Lebowitz does not believe that socialism can be decreed by people on top. Real human development has to be produced by the mass of people themselves. But the socialist aspirations of the elected government of Venezuela does provide openings for movements of workers, peasants and the poor. The government has created the legal framework for expanding human entitlement, for expanding communal ownership and workplace democracy. It has given “unequivocal” support for initiatives from below, including police, military, and judicial support for land and workplace occupations.

Lebowitz does not expect one mass action to establish socialism. Each incursion against capitalist title, each advance in communal and workplace democracy may look like a mere reform, but advancing social gains can methodically weaken and ultimately end capitalism. As more people participate in movements against the narrow minority entitlement of capitalism, more come to understand that capitalism is not compatible with human wellbeing.

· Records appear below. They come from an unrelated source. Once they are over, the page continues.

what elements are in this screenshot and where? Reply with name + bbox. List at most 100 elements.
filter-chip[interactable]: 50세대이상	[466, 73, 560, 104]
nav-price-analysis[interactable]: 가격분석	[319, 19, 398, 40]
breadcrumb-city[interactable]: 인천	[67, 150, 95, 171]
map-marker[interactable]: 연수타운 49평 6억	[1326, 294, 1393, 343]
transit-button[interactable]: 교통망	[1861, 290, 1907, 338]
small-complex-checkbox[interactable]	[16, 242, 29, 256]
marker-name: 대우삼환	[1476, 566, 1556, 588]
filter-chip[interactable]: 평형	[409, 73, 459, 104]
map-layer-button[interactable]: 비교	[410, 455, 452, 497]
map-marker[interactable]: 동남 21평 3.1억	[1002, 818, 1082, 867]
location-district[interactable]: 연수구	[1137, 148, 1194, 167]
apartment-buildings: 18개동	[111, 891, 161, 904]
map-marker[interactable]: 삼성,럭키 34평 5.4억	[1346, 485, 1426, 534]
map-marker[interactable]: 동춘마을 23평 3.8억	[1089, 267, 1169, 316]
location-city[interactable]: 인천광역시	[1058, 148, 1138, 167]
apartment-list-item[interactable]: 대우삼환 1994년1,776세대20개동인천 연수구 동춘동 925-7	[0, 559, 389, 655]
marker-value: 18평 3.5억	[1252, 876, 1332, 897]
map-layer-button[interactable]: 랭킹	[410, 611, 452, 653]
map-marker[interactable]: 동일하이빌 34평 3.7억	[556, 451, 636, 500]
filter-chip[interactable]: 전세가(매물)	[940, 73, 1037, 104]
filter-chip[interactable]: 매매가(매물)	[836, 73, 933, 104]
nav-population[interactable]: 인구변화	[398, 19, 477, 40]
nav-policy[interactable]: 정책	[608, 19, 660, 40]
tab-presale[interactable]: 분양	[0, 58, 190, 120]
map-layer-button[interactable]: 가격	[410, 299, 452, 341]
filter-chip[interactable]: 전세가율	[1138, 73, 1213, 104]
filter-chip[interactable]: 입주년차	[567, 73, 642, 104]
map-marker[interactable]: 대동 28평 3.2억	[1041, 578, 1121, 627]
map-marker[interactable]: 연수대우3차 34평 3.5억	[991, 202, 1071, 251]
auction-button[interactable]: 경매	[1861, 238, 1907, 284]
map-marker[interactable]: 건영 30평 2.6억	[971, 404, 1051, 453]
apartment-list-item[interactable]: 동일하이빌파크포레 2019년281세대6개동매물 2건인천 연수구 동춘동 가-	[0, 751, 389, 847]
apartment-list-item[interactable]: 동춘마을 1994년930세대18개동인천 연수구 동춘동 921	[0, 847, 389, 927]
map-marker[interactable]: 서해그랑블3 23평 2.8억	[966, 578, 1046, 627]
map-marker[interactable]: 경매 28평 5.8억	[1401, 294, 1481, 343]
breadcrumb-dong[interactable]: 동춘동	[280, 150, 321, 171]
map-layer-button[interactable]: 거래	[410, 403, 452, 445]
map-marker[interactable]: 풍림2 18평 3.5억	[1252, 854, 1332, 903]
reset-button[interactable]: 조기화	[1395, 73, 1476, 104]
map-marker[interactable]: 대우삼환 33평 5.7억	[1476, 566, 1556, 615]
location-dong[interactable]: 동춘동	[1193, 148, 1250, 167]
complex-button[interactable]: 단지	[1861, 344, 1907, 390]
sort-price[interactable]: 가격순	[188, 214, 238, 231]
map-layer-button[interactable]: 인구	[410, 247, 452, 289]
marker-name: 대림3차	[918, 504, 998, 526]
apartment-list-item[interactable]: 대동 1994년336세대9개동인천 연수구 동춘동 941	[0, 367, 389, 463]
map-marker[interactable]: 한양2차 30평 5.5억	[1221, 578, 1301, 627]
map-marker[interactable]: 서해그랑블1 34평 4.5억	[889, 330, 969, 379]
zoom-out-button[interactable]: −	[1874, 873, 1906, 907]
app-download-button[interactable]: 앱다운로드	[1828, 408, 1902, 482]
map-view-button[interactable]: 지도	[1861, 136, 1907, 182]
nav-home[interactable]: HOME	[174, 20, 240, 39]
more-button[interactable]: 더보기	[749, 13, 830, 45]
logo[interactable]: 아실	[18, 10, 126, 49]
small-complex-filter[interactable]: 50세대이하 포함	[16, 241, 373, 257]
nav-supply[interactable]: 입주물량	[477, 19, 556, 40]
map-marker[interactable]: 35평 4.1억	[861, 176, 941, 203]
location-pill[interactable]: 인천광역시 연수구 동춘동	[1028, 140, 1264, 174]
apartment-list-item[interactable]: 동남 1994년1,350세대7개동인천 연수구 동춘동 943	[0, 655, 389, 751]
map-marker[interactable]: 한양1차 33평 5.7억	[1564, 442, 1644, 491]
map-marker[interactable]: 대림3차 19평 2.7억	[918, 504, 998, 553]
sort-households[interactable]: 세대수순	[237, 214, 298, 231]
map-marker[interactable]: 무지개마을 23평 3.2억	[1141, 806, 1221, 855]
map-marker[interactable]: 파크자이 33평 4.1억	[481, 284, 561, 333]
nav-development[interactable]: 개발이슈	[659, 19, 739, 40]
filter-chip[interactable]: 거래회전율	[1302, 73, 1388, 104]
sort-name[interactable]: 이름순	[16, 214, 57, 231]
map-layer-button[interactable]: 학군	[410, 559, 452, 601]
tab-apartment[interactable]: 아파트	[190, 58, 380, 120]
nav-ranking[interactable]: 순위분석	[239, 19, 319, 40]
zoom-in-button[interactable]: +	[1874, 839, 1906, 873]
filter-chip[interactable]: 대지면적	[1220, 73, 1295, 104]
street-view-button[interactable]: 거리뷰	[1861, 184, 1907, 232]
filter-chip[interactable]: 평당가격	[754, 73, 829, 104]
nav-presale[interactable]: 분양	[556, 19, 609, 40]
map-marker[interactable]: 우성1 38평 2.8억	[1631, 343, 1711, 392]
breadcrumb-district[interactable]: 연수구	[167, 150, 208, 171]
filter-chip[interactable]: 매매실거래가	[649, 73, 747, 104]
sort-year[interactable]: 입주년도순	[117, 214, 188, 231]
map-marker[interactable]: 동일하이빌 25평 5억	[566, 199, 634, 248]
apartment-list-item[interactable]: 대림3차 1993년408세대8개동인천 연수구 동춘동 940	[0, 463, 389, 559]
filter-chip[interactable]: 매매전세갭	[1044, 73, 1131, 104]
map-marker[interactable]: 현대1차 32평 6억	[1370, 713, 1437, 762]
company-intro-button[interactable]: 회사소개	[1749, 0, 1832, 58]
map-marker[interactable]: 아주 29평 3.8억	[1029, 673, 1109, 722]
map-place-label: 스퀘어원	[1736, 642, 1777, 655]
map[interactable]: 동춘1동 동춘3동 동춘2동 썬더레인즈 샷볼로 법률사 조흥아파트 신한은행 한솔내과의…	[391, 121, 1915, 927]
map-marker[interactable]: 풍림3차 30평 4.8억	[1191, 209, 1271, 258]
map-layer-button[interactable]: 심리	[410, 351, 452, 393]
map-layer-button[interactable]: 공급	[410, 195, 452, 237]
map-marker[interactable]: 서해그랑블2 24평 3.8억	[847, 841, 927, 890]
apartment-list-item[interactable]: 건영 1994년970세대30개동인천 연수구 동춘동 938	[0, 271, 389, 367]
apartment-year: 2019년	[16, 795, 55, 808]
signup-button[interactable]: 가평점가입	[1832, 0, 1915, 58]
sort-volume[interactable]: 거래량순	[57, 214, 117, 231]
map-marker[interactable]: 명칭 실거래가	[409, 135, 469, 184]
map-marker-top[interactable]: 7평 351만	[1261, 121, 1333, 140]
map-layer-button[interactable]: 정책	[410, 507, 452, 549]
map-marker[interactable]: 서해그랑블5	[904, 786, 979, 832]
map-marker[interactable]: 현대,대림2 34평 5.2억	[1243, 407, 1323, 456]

As movements from below succeed in replacing private profit with human need as the motivator of social labour, as communal ownership replaces capitalist ownership, as workplace democracy replaces the dictatorship of master-servant relations, wealthholding minorities lose capacity to direct social labour in their narrow interests. The transition from capitalism to socialism is ultimately another step.

Mass actions can transform states. In Venezuela, “the old state with its hierarchy, institutions of force and repression” is providing space for movements from below. As the logic of capitalism is progressively replaced with the logic of human need, a new state “made up of community and workplace cells” will emerge. These new institutions of democratic social power will initially focus on local concerns. As cooperative movements against capitalism broaden and deepen, these will “take on the attributes of a new socialist order.”

The 20th century provided ample evidence that the state cannot change social consciousness by decree. But people can change themselves. As more people work cooperatively to build a world of human equality, social ownership and workplace democracy, more people will become “conscious of their interdependence and of their own collective power.” As people come to see “social production organized by workers and production for social needs as self-evidently rational” a “new common sense” is produced. It will become obvious that the wellbeing of each depends on the wellbeing of all. People will have produced themselves as new socialist men and women.—Allan Engler

Allan Engler is a B.C. trade unionist, social activist, and author. His Economic Democracy: The Working Class Alternative to Capitalism was published earlier this year by Fernwood.